Figure 7. Phase plane trajectory of the predator-prey model. The path spirals outward from the initial conditions, tracing the characteristic limit cycle of the Rosenzweig-MacArthur model before stochastic fluctuations drive the predator population to extinction.

In this example, the @ symbol allows us to elegantly model the open nature of the ecosystem, where individuals enter and leave the system continuously. The non-linear terms (like 1 / (1 + w * R)) are handled seamlessly by the parser, demonstrating the flexibility of mparse for complex ecological models.

Non-Exponential Passage Times (Erlang Distribution)

For many diseases, it is unrealistic to assume that the duration of the infectious period is exponentially distributed. A more realistic assumption is often a Gamma distribution with an integer shape parameter, also known as an Erlang distribution.

In SimInf, the Erlang distribution can be implemented by splitting the infectious stage into a sequence of k independent compartments (I_1, I_2, \dots, I_k). An individual must pass through each stage sequentially before recovering. This results in a waiting time that follows an Erlang distribution with shape k.

Let us illustrate this with an SIR model where the infectious period follows an Erlang distribution with shape k=4. We define four infectious compartments: I_1, I_2, I_3, I_4.

The transitions are:

  1. Infection: Susceptible individuals move to the first infectious stage (I_1).
  2. Progression: Individuals move from I_1 \to I_2 \to I_3 \to I_4 at rate \gamma.
  3. Recovery: Individuals move from I_4 \to R at rate \gamma.

In mparse syntax:

Notice that we can define variables that depend on other variables. Here, we first define I as the sum of all infectious stages, and then use I to calculate the total population N. This modular approach keeps the transition expressions clean and avoids repetitive calculations.

transitions <- c(
  "S -> N > 0 ? beta * S * I / N : 0 -> I1",
  "I1 -> gamma * I1 -> I2",
  "I2 -> gamma * I2 -> I3",
  "I3 -> gamma * I3 -> I4",
  "I4 -> gamma * I4 -> R",
  "I <- I1 + I2 + I3 + I4",
  "N <- S + I + R"
)

Note that the force of infection depends on the total number of infected individuals I1+I2+I3+I4, but the progression happens step-by-step.

Let us define the parameters and initial conditions. We start with 5 individuals in the first infectious stage (I1).

model <- mparse(
  transitions = transitions,
  compartments = c("S", "I1", "I2", "I3", "I4", "R"),
  gdata = c(beta = 0.16, gamma = 0.077),
  u0 = data.frame(S = 100, I1 = 5, I2 = 0, I3 = 0, I4 = 0, R = 0),
  tspan = 1:100
)

We run the simulation and plot the results. The trajectory will show the infection spreading through the stages (I1 to I4) before individuals recover.

set.seed(3)
result <- run(model)
plot(result)
**Figure 8.** One realization of a stochastic SIR model with an Erlang-distributed infectious period (shape=4). The trajectory shows the infection progressing sequentially through the four infectious stages (`I1 -> I2 -> I3 -> I4`) before individuals recover.

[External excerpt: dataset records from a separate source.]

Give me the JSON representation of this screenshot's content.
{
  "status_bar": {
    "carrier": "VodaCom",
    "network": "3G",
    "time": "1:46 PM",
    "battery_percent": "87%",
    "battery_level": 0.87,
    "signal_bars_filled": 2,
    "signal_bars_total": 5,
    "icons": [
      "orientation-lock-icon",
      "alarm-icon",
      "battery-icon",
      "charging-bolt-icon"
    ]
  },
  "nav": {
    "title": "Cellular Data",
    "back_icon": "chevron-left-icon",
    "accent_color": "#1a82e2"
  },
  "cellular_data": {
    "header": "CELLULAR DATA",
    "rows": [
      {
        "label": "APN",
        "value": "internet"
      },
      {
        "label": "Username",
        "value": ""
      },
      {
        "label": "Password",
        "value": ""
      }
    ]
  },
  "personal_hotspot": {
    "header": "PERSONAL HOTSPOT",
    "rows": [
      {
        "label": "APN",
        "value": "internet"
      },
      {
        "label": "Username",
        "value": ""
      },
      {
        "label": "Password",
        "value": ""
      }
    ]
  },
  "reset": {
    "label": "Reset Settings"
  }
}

Figure 8. One realization of a stochastic SIR model with an Erlang-distributed infectious period (shape=4). The trajectory shows the infection progressing sequentially through the four infectious stages (I1 -> I2 -> I3 -> I4) before individuals recover.

To analyze the results, we can calculate the prevalence of infection, which is the proportion of individuals in any of the infectious stages (I1+I2+I3+I4). As described in Post-process data in a trajectory vignette, the plot() function allows us to specify a formula where the left-hand side defines the “cases” and the right-hand side defines the “at-risk” population.

plot(result, I1 + I2 + I3 + I4 ~ ., col = "blue", lwd = 2, ylab = "Prevalence")
**Figure 9.** Prevalence of infection over time, calculated as the sum of individuals in all infectious stages (`I1 + I2 + I3 + I4`). This demonstrates how to aggregate multiple compartments to track the total burden of disease in a stage-structured model.

Figure 9. Prevalence of infection over time, calculated as the sum of individuals in all infectious stages (I1 + I2 + I3 + I4). This demonstrates how to aggregate multiple compartments to track the total burden of disease in a stage-structured model.

This example demonstrates how mparse makes it easy to extend basic models to include more realistic biological assumptions, such as non-exponential waiting times, without writing any C code.